Strafanzeige gegen den Arbeitgeber als Kündigungsgrund

In gleich drei Blogbeiträgen der letzten Tage hat 37.6-Blog auf Schlüsselentscheidungen der Rechtsprechung (Bundesverfassungsgericht vom 2.7.2001 – 1 BvR 2049/00, Bundesarbeitsgericht vom 3.7.2003 – 2 AZR 235/02 und vom 7.12.2006, 2 AZR 400/05) zu der Frage hingewiesen, ob der Arbeitnehmer seinen Arbeitgeber anzeigen darf, wenn er Grund zu der Annahme hat, dass letzterer Straftaten begeht, oder ob dies eine außerordentliche Kündigung wegen der Störung des Betriebsfriedens rechtfertigen kann.

Beschluß des BVerfG, 1 BvR 2049/00 vom 2.7.2001
Zeugenaussagen im Strafverfahren sind eine Bürgerpflicht, daher gebietet Rechtsstaatsprinzip dass daran keine Sanktionen geknüpft werden dürfen, dies gilt auch dann wenn die Aussagen freiwillig erfolgen. Dies war eine Schlüsselentscheidung die, obwohl sie keine Strafanzeige sondern eine Zeugenaussage betraf, die bis dahin vorherrschende Rechtsprechung verändern sollte.

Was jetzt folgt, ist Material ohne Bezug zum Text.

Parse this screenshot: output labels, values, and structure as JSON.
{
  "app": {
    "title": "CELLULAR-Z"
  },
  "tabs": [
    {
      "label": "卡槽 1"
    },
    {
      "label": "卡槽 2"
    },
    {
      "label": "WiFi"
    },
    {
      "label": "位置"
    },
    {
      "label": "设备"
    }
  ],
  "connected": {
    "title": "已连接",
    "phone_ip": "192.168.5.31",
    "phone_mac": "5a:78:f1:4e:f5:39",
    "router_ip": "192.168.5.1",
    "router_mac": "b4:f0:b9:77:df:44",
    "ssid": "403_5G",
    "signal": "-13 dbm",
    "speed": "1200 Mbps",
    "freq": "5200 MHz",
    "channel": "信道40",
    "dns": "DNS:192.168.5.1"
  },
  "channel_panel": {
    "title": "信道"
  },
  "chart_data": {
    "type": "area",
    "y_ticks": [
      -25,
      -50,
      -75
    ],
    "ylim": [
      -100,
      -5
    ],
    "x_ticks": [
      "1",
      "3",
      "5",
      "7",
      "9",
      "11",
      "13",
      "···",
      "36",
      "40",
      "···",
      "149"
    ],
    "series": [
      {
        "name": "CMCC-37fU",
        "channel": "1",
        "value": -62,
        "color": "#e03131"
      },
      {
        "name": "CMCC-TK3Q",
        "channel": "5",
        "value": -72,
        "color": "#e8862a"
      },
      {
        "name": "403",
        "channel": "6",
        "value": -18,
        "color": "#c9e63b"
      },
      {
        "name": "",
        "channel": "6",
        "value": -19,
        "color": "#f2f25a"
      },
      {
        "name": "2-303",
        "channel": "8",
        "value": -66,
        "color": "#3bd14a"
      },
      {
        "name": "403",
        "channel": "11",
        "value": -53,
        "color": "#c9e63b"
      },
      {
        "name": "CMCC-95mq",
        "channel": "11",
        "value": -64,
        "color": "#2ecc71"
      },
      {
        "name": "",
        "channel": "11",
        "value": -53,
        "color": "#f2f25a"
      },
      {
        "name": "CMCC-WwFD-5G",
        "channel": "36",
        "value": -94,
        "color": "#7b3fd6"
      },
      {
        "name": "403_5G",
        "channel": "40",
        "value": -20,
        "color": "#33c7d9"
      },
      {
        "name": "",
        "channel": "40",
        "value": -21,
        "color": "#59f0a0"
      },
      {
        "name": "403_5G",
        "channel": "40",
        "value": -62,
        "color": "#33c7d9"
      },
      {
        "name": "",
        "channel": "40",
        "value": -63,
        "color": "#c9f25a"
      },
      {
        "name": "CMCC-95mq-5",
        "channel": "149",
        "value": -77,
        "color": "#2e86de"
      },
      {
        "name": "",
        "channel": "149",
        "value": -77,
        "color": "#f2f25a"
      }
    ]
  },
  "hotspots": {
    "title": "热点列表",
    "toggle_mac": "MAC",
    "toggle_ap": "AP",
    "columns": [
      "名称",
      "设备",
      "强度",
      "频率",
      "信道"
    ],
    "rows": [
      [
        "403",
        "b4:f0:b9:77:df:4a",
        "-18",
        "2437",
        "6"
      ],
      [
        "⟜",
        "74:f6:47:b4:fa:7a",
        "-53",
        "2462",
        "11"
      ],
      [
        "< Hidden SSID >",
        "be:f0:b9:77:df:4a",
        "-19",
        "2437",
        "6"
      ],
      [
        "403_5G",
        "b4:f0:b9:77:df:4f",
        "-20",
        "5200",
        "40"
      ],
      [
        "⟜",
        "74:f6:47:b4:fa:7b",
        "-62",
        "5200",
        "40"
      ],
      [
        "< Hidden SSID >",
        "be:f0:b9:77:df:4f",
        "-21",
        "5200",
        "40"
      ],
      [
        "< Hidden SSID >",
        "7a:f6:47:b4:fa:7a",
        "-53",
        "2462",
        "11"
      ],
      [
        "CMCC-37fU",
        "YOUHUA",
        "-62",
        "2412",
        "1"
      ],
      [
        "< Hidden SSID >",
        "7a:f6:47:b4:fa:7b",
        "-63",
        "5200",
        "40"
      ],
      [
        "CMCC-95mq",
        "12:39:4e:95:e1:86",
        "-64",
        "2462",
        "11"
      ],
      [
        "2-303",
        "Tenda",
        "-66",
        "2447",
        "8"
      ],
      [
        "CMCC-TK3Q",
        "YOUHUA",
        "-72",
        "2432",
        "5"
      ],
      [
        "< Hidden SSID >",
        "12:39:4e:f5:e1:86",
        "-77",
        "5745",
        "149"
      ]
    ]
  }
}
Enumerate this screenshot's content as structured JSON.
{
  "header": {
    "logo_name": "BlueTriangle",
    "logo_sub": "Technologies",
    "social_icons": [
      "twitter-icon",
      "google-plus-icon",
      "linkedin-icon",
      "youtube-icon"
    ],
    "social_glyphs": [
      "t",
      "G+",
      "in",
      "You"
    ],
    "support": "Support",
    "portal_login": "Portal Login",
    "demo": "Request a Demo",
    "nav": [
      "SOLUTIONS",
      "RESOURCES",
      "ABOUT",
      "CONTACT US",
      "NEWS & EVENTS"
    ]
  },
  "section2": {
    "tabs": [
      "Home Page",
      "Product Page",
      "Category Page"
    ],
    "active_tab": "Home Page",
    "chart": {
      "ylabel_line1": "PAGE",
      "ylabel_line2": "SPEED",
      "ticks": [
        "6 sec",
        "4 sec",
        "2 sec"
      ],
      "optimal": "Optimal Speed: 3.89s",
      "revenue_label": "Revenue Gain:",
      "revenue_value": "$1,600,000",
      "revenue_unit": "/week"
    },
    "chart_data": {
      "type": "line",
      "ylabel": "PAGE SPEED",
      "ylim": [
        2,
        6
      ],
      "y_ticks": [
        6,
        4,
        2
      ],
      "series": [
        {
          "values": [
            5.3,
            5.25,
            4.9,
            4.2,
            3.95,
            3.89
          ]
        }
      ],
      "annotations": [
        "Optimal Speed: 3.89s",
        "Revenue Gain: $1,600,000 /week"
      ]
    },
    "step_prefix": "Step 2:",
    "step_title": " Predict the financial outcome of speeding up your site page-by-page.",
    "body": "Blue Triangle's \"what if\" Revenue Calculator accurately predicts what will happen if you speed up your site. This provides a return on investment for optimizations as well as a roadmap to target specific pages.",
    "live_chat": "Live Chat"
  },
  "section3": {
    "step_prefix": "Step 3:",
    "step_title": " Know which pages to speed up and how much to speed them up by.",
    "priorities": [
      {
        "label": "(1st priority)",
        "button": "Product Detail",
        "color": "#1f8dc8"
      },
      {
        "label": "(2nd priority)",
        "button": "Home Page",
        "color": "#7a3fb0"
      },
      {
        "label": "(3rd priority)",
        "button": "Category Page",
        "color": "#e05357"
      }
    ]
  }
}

Urteil des BAG, 2 AZR 235/02 vom 3.7.2003

Hier ging es um eine anonyme Strafanzeige gegen Mitarbeiter und das BAG verwies die Sache zur weiteren Sachverhaltsaufklärung an die Vorinstanz zurück. Wie zuvor das BVerfG stützte sich nun auch das BAG auf das Rechtsstaatsprinzip (und Art. 17 GG aber nicht Art. 5 GG da hier anonym), verlangt aber eine Abwägung im Einzelfall mit Art. 12 GG (Geheimnisschutz / Rücksichtnahmepflicht). Außerdem wurde die grundsätzliche Notwendigkeit zur internen Vorinformation betont wenn diese Erfolgsaussichten haben könnte. Eine Anzeige ohne interne Vorinformation kann unverhältnismäßige Reaktion sein und dann auch eine außerordentliche Kündigung rechtfertigen.

Urteil des BAG, 2 AZR 400/05 vom 7.12.2006

Hier ging es um eine erfolgreiche Strafanzeige gegen den Chef auf die die Kündigung folgte. Das BAG erklärte die Kündigung für rechtswidrig da hier eine interne Klärung bei Chef nicht zumutbar und die Reaktion somit verhältnismäßig war. Eine Besonderheit war aber auch noch, dass der Anzeigende hier auch selbst Opfer der Straftat war.

Es bleibt zu hoffen, dass die letztgenannte Entscheidung durch weitere Rechtsprechung bestätigt und gefestigt wird. Für Whistleblower ist aber zu beachten, dass all dies nur für Anzeigen an die Staatsanwaltschaft durch Mitarbeiter privater Unternehmen gilt und keineswegs mit einem Gang an die Öffentlichkeit gleichzusetzen ist. Außerdem wird diese Rechtsprechung wohl nur dazu führen, dass die Arbeitgeber, die in den hier entschiedenen Fällen den wahren Kündigungsgrund in der Kündigung genannt haben, dies in Zukunft verschleiern werden, was dem Whistleblower erhebliche Beweisprobleme verschaffen dürfte.